Even though the euro has taken some pressure off the DXY and given US companies a bit of relief this year, the yen is telling a different story. The price action suggests we are already in the third round of the yen-funded global carry trade.
The yen is now at its weakest level ever against the euro, and USDJPY is approaching its five-year lows, back near the levels we saw right before the April and August sell-offs.
The AI Narrative.. First GPUs.. now Energy… Now DRAM?
The AI narrative seemed to hit another wall.. besides rising energy prices and the impact of families energy bills.

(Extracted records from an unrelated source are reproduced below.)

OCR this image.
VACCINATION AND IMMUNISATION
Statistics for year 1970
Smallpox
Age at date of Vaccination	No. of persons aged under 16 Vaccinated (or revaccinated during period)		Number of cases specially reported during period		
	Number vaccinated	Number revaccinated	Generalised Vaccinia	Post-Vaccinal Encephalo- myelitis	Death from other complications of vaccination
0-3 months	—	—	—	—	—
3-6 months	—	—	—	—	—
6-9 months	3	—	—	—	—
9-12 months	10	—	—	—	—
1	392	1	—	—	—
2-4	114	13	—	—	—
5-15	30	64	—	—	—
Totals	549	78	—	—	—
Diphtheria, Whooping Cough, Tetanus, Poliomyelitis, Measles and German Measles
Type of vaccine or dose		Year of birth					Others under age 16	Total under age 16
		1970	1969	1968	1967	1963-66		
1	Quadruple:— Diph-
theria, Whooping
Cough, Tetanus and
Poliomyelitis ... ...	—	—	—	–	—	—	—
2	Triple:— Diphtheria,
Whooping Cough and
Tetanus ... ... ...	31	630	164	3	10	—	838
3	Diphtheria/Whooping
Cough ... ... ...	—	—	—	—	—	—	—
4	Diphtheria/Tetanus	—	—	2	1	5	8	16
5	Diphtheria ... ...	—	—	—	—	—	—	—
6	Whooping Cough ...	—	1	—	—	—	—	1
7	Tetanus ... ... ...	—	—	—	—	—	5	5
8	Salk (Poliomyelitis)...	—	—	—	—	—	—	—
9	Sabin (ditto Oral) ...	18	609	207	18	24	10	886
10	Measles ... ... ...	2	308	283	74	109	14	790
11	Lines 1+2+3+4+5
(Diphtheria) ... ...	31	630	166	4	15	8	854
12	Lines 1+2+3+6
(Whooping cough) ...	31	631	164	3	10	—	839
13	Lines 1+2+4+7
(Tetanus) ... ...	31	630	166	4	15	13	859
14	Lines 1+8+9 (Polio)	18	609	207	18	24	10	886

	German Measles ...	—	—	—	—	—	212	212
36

DRAM and especially HBM prices are in a full-on bull market. Contract DRAM prices are up about 170% year-on-year as of Q3 2025, with some quarters seeing 50% jumps on their own and analysts expect shortages to persist into 2026. Nvidia H100/H200 and upcoming Blackwell parts are heavily dependent on HBM3/HBM3E and high-density DRAM, and reports already show memory vendors effectively sold out a year ahead on AI orders. In that world, any hiccup in memory supply or further price spike can bottleneck GPUs even if Nvidia’s own silicon is ready while pressuring margins.
For hyperscalers and large enterprises, that translates directly into deployment risk. If you budgeted an AI rack at last year’s DRAM prices and those prices are now 50–100% higher with only ~70% of your orders getting filled, your capex per unit of compute jumps and your rollout schedule stretches.
Higher system costs are arriving just as interest rates remain elevated, so both financing costs and depreciation per GPU continue to climb. Each rack requires more capital and the asset starts from a higher cost base. What makes this even more challenging is that a new GPU cycle and the eventual normalization of memory prices can actually accelerate depreciation, forcing hyperscalers and some of the other MegaCaps to write down expensive hardware even faster.
While… they are actually extending useful life of the servers??? Hey Michael!
That combination makes each delayed month of deployment more painful on the P&L and can push CFOs to slow or phase rollouts rather than taking delivery at any price.
Historically, DRAM was the classic low-margin, boom-bust commodity: vendors overbuilt capacity, inventories piled up, prices crashed, and returns hovered at unattractive levels. Recently operating margins expanding for Samsung, SK hynix and Micron as inventories cleared and premium products like DDR5 and HBM took over the mix.
At the same time, capacity is being diverted into advanced HBM and next-gen nodes, tightening supply for “plain” DRAM and even pushing up NAND/SSD prices. So a segment that used to be treated as a cheap, replaceable commodity has suddenly become a high-margin choke point.
If this tightness persists, memory pricing rather than GPU pricing could be what ultimately forces Nvidia and its customers to re-think deployment schedules, rack designs, and the pace of AI capex.
And yet.. these are the top holdings in the SP500
Most of the SP500 is now exposed to AI infrastructure dynamics. The top 10 positions represent more than 39% of the Index.
The FED wont save us… but will give Trump an Excuse
It’s Powell’s fault! Sure, let’s go with that. I won’t even get into that debate, but if Trump wants to pin it on Powell and the former Treasury Secretary for not issuing more long-dated bonds, fine. The irony is that the risk would simply show up somewhere else in the economy anyway.
Monetary policy will not be able to respond quickly without triggering meaningful inflation risks, especially while the war in Ukraine remains unresolved. I believe resolving the conflict has become the top priority if we want the Fed to regain room to maneuver. Until then, the policy lags may force governments toward fiscal expansion and could open the door to further USD depreciation specifically vs the EURO.
This time is different … or?
Buffett cutting beta, Burry buying puts, Ryan Cohen calling out structural fragility, Nicolai Tangen urging caution from the sovereign wealth side, Mike Green warning about passive flows — and many others adding to the chorus.